Bagi Darmaji alasan Andin mengatakan
dirinya menghilang dari kehidupan mereka dikarenakan sibuk kerja dinegeri orang, cukuplah bijak
mengingat Ramadan sudah cukup menderita hidup selama lima belas tahun tanpa
keberadaan dirinya, dan karena itulah hatinya tak boleh dibebani lagi dengan
mengetahui persoalan masa lalu mereka.Darmaji tahu maksud Andin. Dia hanya
ingin anaknya merasa hubungan kedua orangtuanya baik baik saja.
Pertemuan Darmaji dan Ramadan yang
tak terduga itu terjadi bagaikan kisah dalam sebuah drama televisi, lewat
kejadian kecelakaan yang telah diatur oleh scenario dan seorang sutradara,
tetapi ini sangat berbeda, begitu nyata dan terlalu manis untuk dilupakan
karena peristiwa itulah yang mengawali sebuah takdir pertemuan Darmaji dan
Andin untuk benar benar bersatu dalam ikatan cinta yang tidak berdasarkan
adanya sebuah scenario.Alur kisah pertemuan yang Terjadi begitu saja dan hanya
tuhan yang mengijinkan itu harus terjadi.
Karena rasa syukur pada tuhan yang
maha kuasa serta rasa terimakasih yang tak terhinggga pada Andin.Saat inilah
yang paling tepat untuk menyatakan keinginannya melamarnya dan mengakhiri
dengan sebuah pernikahan yang resmi dikantor urusan agama terdekat.

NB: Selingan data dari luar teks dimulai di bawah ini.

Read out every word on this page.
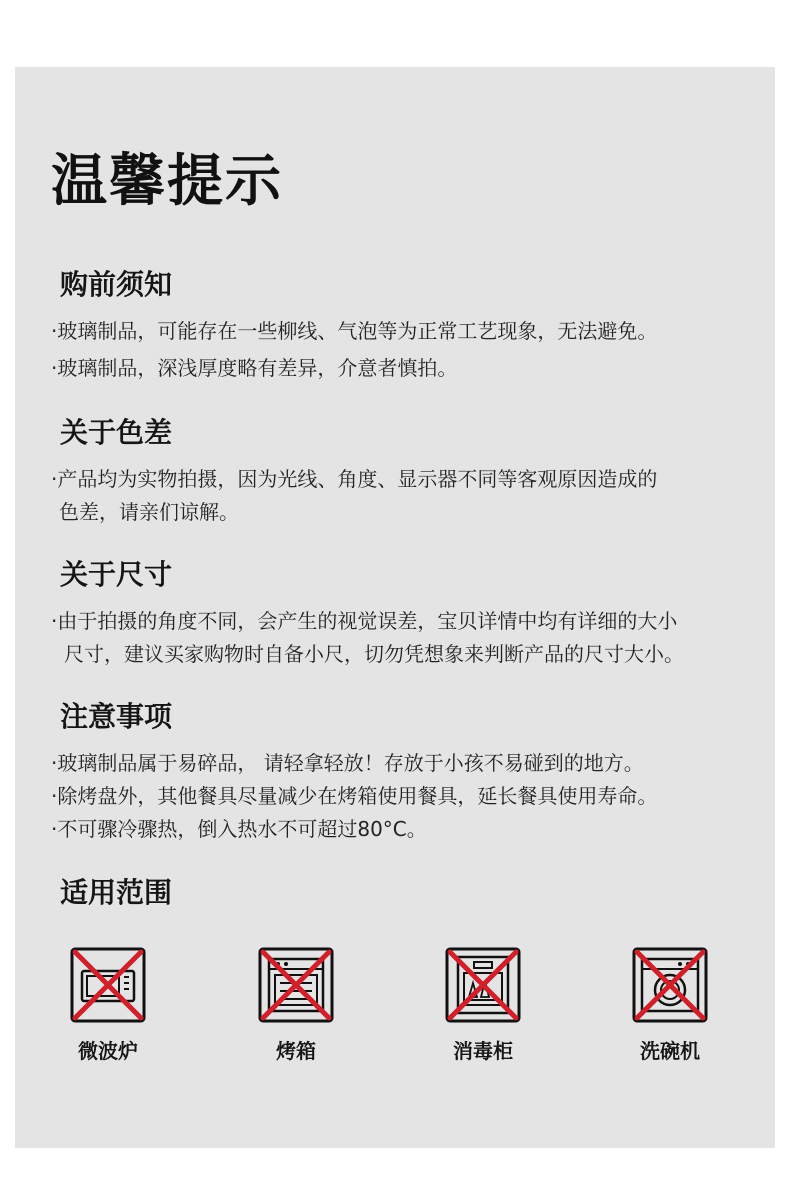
温馨提示
购前须知

·玻璃制品，可能存在一些柳线、气泡等为正常工艺现象，无法避免。

·玻璃制品，深浅厚度略有差异，介意者慎拍。

关于色差

·产品均为实物拍摄，因为光线、角度、显示器不同等客观原因造成的

色差，请亲们谅解。

关于尺寸

·由于拍摄的角度不同，会产生的视觉误差，宝贝详情中均有详细的大小

尺寸，建议买家购物时自备小尺，切勿凭想象来判断产品的尺寸大小。

注意事项

·玻璃制品属于易碎品， 请轻拿轻放！存放于小孩不易碰到的地方。

·除烤盘外，其他餐具尽量减少在烤箱使用餐具，延长餐具使用寿命。

·不可骤冷骤热，倒入热水不可超过80°C。

适用范围
微波炉	烤箱	消毒柜	洗碗机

Darmaji ingin
merajut rumahtangga kecil bahagia bersama Andin yang telah berhasil menjadi ibu
yang sabar dalam merawat dan membesarkan Ramadan selama lima belas tahun dengan
seluruh kasih sayangnya, tanpa ada keinginan untuk menikah dengan orang lain.
Keinginan mulia itu disambut Andin
dengan rasa sukacita yang tak pernah dia bayangkan sebelumnya.Yang terbayang
dimatanya saat ini hanyalah kebahagiaan anaknya, Setidaknya Dia tidak akan lagi
mendapat olok olok dari teman temannya mengenai keberadaaan ayahnya yang selama
ini menjadi pertanyaan terberat yang harus dijawab Ramadan.